Understood. But hatch seems content to use multiple lockfiles. Should we require them to handle this feature just so they can consume lockfiles that were produced by uv? The tool namespace is where you’re intended to put things that are specific to your tool, that aren’t expected to be supported by other tools.

I don’t have an opinion on this. I’m trying to establish (a) whether “allow multiple entrypoints to the lockfile” is something we should support, and (b) how we express that support in a usable, generic way.

To summarise my opinions here:

I don’t care about implementation details or what data structures end up in the lockfile.
I want the lockfile spec to be something that existing workflow tools can use with as little friction as possible.
I don’t want to claim we’re creating a lockfile standard if uv’s lockfiles can only be consumed by uv, or PDM’s can only be consumed by PDM, etc.
In particular, it’s critical for me that when handed a lockfile^[1], no matter what tool produced it, a user should be able to create an environment from it using their tool of choice. This one’s pretty much a dealbreaker for me - both as PEP delegate and as a pip maintainer (because pip is likely to be the “tool of choice” for a lot of people).
I want the installer side to be as braindead simple as possible. That’s the “no resolve at install time” constraint, and we have that covered already.

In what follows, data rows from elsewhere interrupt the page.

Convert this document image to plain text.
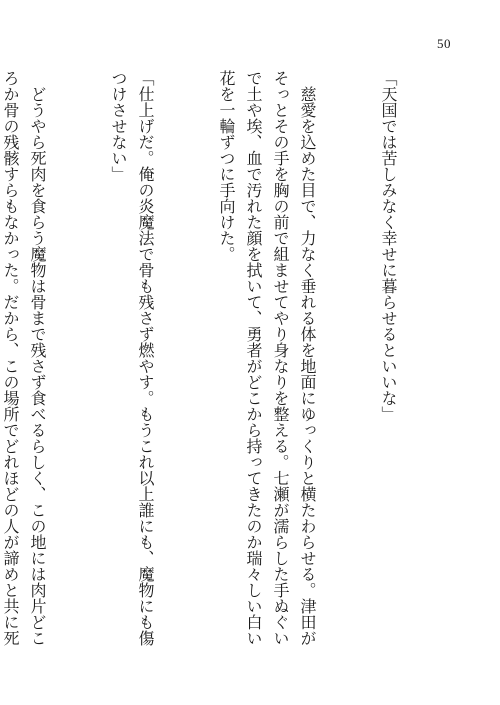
50

「天国では苦しみなく幸せに暮らせるといいな」

　慈愛を込めた目で、力なく垂れる体を地面にゆっくりと横たわらせる。津田がそっとその手を胸の前で組ませてやり身なりを整える。七瀬が濡らした手ぬぐいで土や埃、血で汚れた顔を拭いて、勇者がどこから持ってきたのか瑞々しい白い花を一輪ずつに手向けた。

「仕上げだ。俺の炎魔法で骨も残さず燃やす。もうこれ以上誰にも、魔物にも傷つけさせない」

　どうやら死肉を食らう魔物は骨まで残さず食べるらしく、この地には肉片どころか骨の残骸すらもなかった。だから、この場所でどれほどの人が諦めと共に死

Also, as a pip maintainer, I expect users to ask pip to support installing from a standard lockfile. I’m happy that the installation algorithm will be simple enough that this won’t cause us any problems. But I’m really struggling to work out what command line options we’ll need to support. pip install --lockfile pylock.toml is an obvious mininum. But how does the user specify a “root”? What is a “root”? Is it a package name? Is pkg[extra] valid? If so, we presumably don’t want to support the full requirement spec, so what is the syntax we support here? The PEP (and ultimately the lockfile spec) needs to answer these questions, or pip won’t be able to design a standards-compliant UI that supports this feature.

I’m OK if the lockfile has to be created using a “only use portable features” flag of some form - it’s fine to support tool-specific features, but creating a lockfile for distribution should be easy and natural to do. And use of non-portable features like information in the tool section should be instantly recognisable by consumers, so they can report the problem. ↩︎

charliermarsh · September 21, 2024, 1:41pm

Really critical point(s), and they get back to the fact that the lockfile standard we’re discussing here is really attempting to do a few different things.

As an example, I actually don’t know the answer to this: do Hatch, PDM, etc. plan to support installing from lockfiles that aren’t produced by those tools? Or do they intend to use this format to facilitate interoperability with other installers, like pip?

charliermarsh · September 21, 2024, 1:43pm

To answer this concretely: for uv, at least given the scope that has been discussed this far, we can support creating an environment from a lockfile produced by any tool. But I doubt that we can reliably update that lockfile, since we may rely on tool-specific metadata in the lockfile to facilitate resolution, or something to that effect.